Presented in the form of a journal and including ruminations and more than sixty pen-and-ink drawings, A Caledon Sketchbook illustrates chance moments of solitude and articulates a sense of communion with the spiritual side of the Caledon Hills. North and to the west of Toronto, this rolling landscape is home to artist Richard Nevitt. Working from nature is what he loves best, and in this collection his drawings demonstrate the degree to which a simple line scratched with a pen nib can elicit a deep appreciation of a geographic place.

Author comments

For the past thirty years I have recorded in journals my feelings and thoughts as they relate to the landscape of the Caledon Hills. The journals provide me with insightful germs of ideas for more elaborate works to be completed at leisure in my studio. At a very early stage of my career I was fortunate to be able to examine some of the journals of the Group of Seven. Their sketchbooks provided me with an understanding of the way in which many of their better-known compositions had evolved. I soon realized that the field journal is the first repository for many of the creative ideas that are essential to the spirit of any completed work.
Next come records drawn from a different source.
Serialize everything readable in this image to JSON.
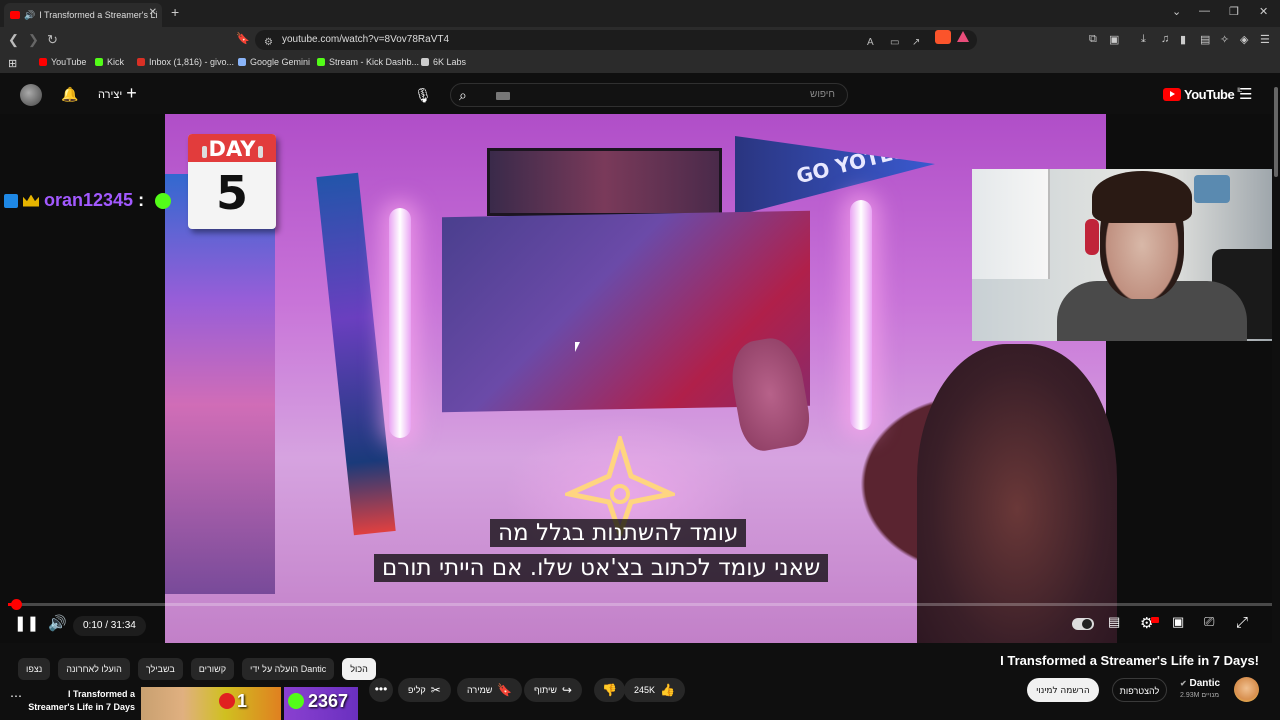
{
  "browser": {
    "tab_title": "I Transformed a Streamer's Li",
    "url": "youtube.com/watch?v=8Vov78RaVT4",
    "bookmarks": [
      {
        "label": "YouTube",
        "color": "#ff0000"
      },
      {
        "label": "Kick",
        "color": "#53fc18"
      },
      {
        "label": "Inbox (1,816) - givo...",
        "color": "#d93025"
      },
      {
        "label": "Google Gemini",
        "color": "#8ab4f8"
      },
      {
        "label": "Stream - Kick Dashb...",
        "color": "#53fc18"
      },
      {
        "label": "6K Labs",
        "color": "#cccccc"
      }
    ]
  },
  "header": {
    "create_label": "יצירה",
    "search_placeholder": "חיפוש",
    "logo_text": "YouTube",
    "country_code": "IL"
  },
  "player": {
    "calendar_label": "DAY",
    "calendar_day": "5",
    "chat_user": "oran12345",
    "chat_colon": ":",
    "subtitle_line1": "עומד להשתנות בגלל מה",
    "subtitle_line2": "שאני עומד לכתוב בצ'אט שלו.  אם הייתי תורם",
    "time": "0:10 / 31:34",
    "progress_fraction": 0.0053,
    "accent_color": "#ff0000"
  },
  "video": {
    "title": "I Transformed a Streamer's Life in 7 Days!",
    "channel": "Dantic",
    "subscribers": "2.93M מנויים",
    "join_label": "להצטרפות",
    "subscribe_label": "הרשמה למינוי",
    "likes": "245K",
    "share_label": "שיתוף",
    "save_label": "שמירה",
    "clip_label": "קליפ"
  },
  "chips": [
    "נצפו",
    "הועלו לאחרונה",
    "בשבילך",
    "קשורים",
    "הועלה על ידי Dantic",
    "הכול"
  ],
  "upnext": {
    "title": "I Transformed a Streamer's Life in 7 Days",
    "thumb1_number": "1",
    "thumb2_number": "2367"
  }
}
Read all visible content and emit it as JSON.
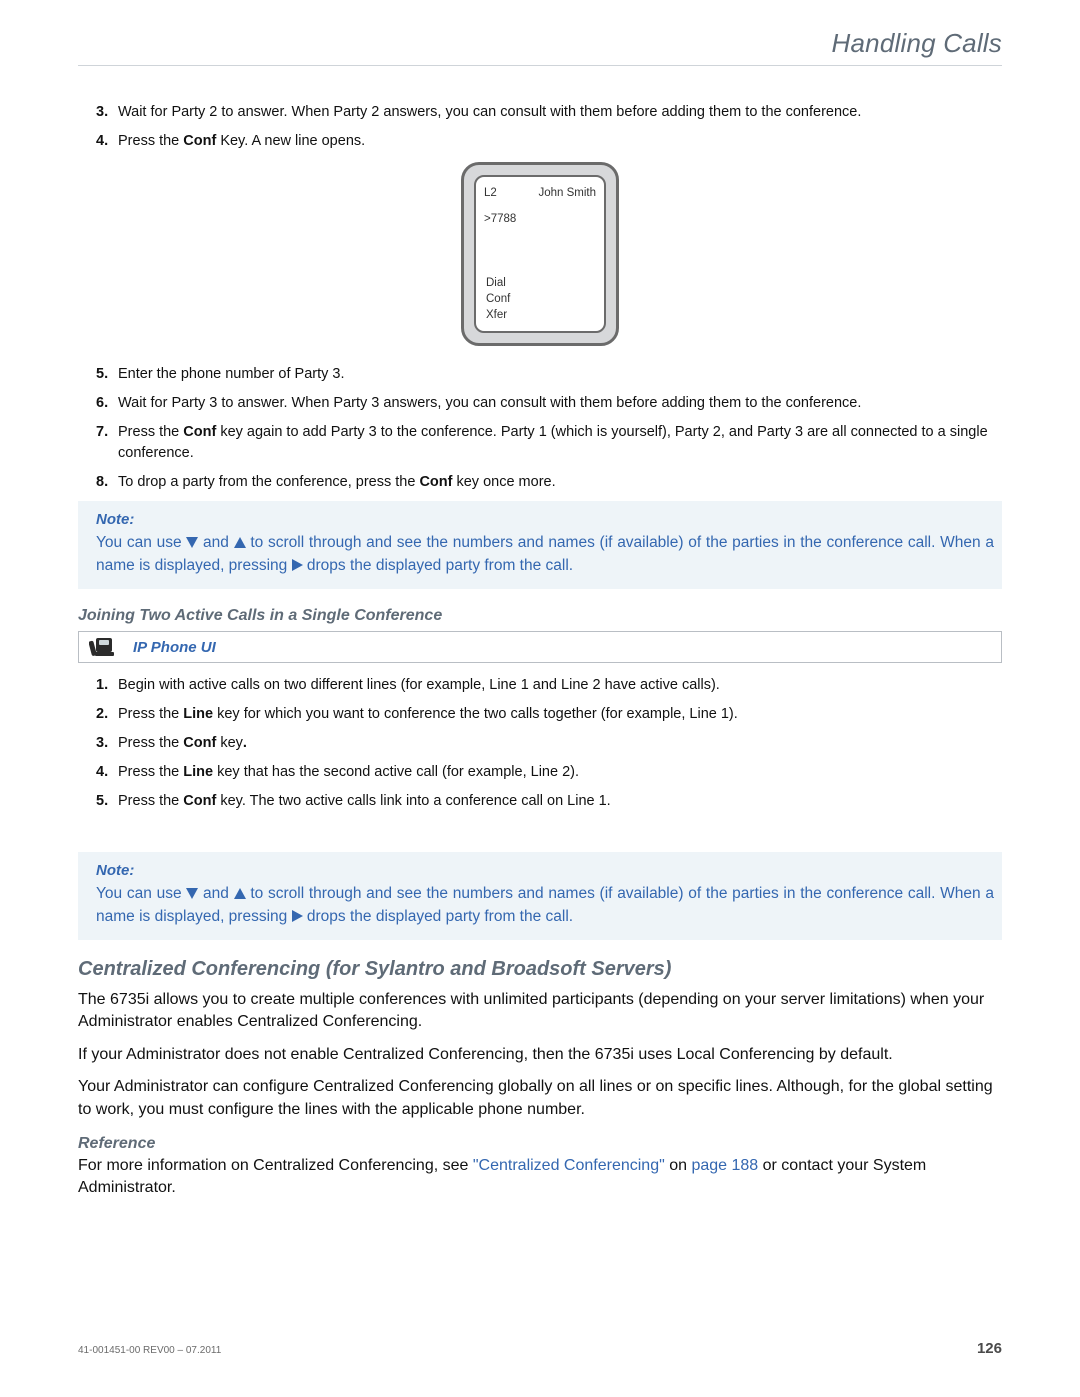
{
  "header": {
    "title": "Handling Calls"
  },
  "stepsA": [
    {
      "n": "3.",
      "html": "Wait for Party 2 to answer. When Party 2 answers, you can consult with them before adding them to the conference."
    },
    {
      "n": "4.",
      "html": "Press the <b>Conf</b> Key. A new line opens."
    }
  ],
  "phone": {
    "line": "L2",
    "caller": "John Smith",
    "number": ">7788",
    "options": [
      "Dial",
      "Conf",
      "Xfer"
    ]
  },
  "stepsB": [
    {
      "n": "5.",
      "html": "Enter the phone number of Party 3."
    },
    {
      "n": "6.",
      "html": "Wait for Party 3 to answer. When Party 3 answers, you can consult with them before adding them to the conference."
    },
    {
      "n": "7.",
      "html": "Press the <b>Conf</b> key again to add Party 3 to the conference. Party 1 (which is yourself), Party 2, and Party 3 are all connected to a single conference."
    },
    {
      "n": "8.",
      "html": "To drop a party from the conference, press the <b>Conf</b> key once more."
    }
  ],
  "note1": {
    "label": "Note:",
    "text_a": "You can use ",
    "text_b": " and ",
    "text_c": " to scroll through and see the numbers and names (if available) of the parties in the conference call. When a name is displayed, pressing ",
    "text_d": " drops the displayed party from the call."
  },
  "subHeading1": "Joining Two Active Calls in a Single Conference",
  "ipPhoneLabel": "IP Phone UI",
  "stepsC": [
    {
      "n": "1.",
      "html": "Begin with active calls on two different lines (for example, Line 1 and Line 2 have active calls)."
    },
    {
      "n": "2.",
      "html": "Press the <b>Line</b> key for which you want to conference the two calls together (for example, Line 1)."
    },
    {
      "n": "3.",
      "html": "Press the <b>Conf</b> key<b>.</b>"
    },
    {
      "n": "4.",
      "html": "Press the <b>Line</b> key that has the second active call (for example, Line 2)."
    },
    {
      "n": "5.",
      "html": "Press the <b>Conf</b> key. The two active calls link into a conference call on Line 1."
    }
  ],
  "note2": {
    "label": "Note:",
    "text_a": "You can use ",
    "text_b": " and ",
    "text_c": " to scroll through and see the numbers and names (if available) of the parties in the conference call. When a name is displayed, pressing ",
    "text_d": " drops the displayed party from the call."
  },
  "sectionHeading": "Centralized Conferencing (for Sylantro and Broadsoft Servers)",
  "para1": "The 6735i allows you to create multiple conferences with unlimited participants (depending on your server limitations) when your Administrator enables Centralized Conferencing.",
  "para2": "If your Administrator does not enable Centralized Conferencing, then the 6735i uses Local Conferencing by default.",
  "para3": "Your Administrator can configure Centralized Conferencing globally on all lines or on specific lines. Although, for the global setting to work, you must configure the lines with the applicable phone number.",
  "refHeading": "Reference",
  "refText_a": "For more information on Centralized Conferencing, see ",
  "refLink1": "\"Centralized Conferencing\"",
  "refText_b": " on ",
  "refLink2": "page 188",
  "refText_c": " or contact your System Administrator.",
  "footer": {
    "doc": "41-001451-00 REV00 – 07.2011",
    "page": "126"
  }
}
Every artist must penetrate beneath the surface of a subject. For me, a strong classical training in drawing and anatomy provided the counterpoint for much of my more speculative research. Many of my former teachers were both figurative and landscape painters who embraced a passion for their culture and their country, equally.

Apart from a constant enchantment with the work of the Group of Seven, I also discovered another important mentor in the person of Charles Burchfield, an American realist from Buffalo, New York State. Burchfield’s unique brand of magic realism was not just about story telling but rather very much engaged itself with the sensory tonalities of nature. His journals drew me into closer touch with my own sense of perception through an appreciation of the orchestrated symbolic patterns that became his signature method of presenting empathy with nature.

For Burchfield, the moods of nature became no longer mere transcriptions of tonal ranges but rather an exuberant expansion of the geometric possibilities of angles, lines and circles. The seasons are described in gestural dances of shifting celebrations of tempo moods. Colours encompass and caress the imagination toward a spiritual transformation of harmony.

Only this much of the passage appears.